Why we love Dems (cont.)

Because they try so hard to “keep the stakeholders in the room”—even when they deserve a stake in the heart!

Tom Daschle tells Wonk Room about how the public option—weak tea in the first place—was too much for the industry, so they snuffed it:

I don’t think it was taken off the table completely. It was taken off the table as a result of the understanding that people had with the hospital association, with the insurance (AHIP), and others. I mean I think that part of the whole effort was based on a premise. That premise was, you had to have the stakeholders in the room and at the table. Lessons learned in past efforts is that without the stakeholders’ active support rather than active opposition, it’s almost impossible to get this job done. They wanted to keep those stakeholders in the room and this was the price some thought they had to pay. Now, it’s debatable about whether all of these assertions and promises are accurate, but that was the calculation. I think there is probably a good deal of truth to it. You look at past efforts and the doctors and the hospitals, and the insurance companies all opposed health care reform. This time, in various degrees of enthusiasm, they supported it. And if I had to point out some of the key differences between then and now, it would be the most important examples of the difference.

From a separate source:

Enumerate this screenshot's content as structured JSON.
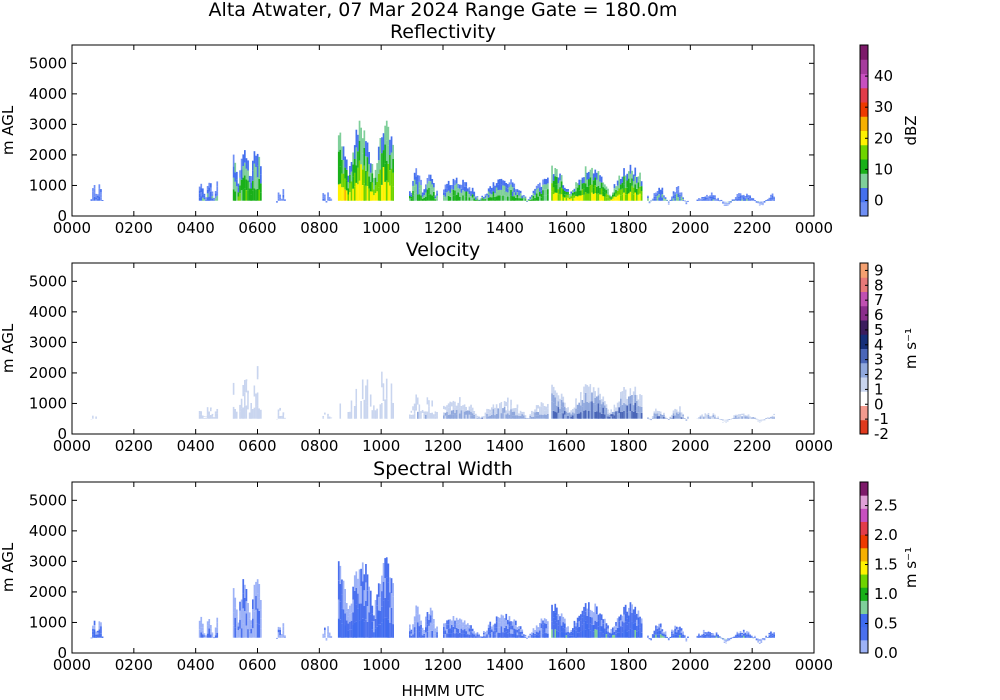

If the “stakeholders” supported it, that’s all the proof you need that it sucked. But this is the essence of the Democrats: pretend to be “progressive” while serving as stooges for capital. To outside observers, this sometimes seems weak and indecisive, but in fact this is what they’re all about.

6 Comments on “Why we love Dems (cont.)

  1. Maybe I’m not cynical enough, but one thing stands out as surprising to me from the insider accounts of the health insurance bailout and the aborted “Cap’n Trade” bill…

    I’m used to the scenario where a lobbyist comes in and sells a congresscritter on a bill. “Senator Leghorn, we’ll do X for you if you agree to support this bill.” Sure, fine. Happens every day. Wouldn’t expect anything different.

    It doesn’t even phase me that lobbyists write the bills.

    But…

    “Lobbyist Sanders, we’ll do Y for you if you agree to support this bill.” Seriously? No, seriously. This is how healthcare reform got passed. Rahm & Daschle and whoever worked out a deal with Pharma and AHIP and the AMA, then they counted the votes and everything.

    If you’ve had a chance to look over the New Yorker pice on Cap’n Trade, it says that while the bill was being drafted by Kerry, Graham and Lieberman, the senators and their staff aggressively courted lobbyists to get the thing passed.

    The senators. Were courting. The lobbyists. Huh?

    I mean I KNOW Marxistically that’s how it happens on a deep-structure level anyways, but for real? And they say it openly to reporters?

  2. That’s the beauty of American life – it all happens pretty much in the open. Which is another reason that conspiracy thinking is such a waste of time.

  3. Pingback: Why we love Dems (cont.) (via LBO News from Doug Henwood) « OntheWilderSide

  4. sadly the stakeholders missing from many government meetings is the public.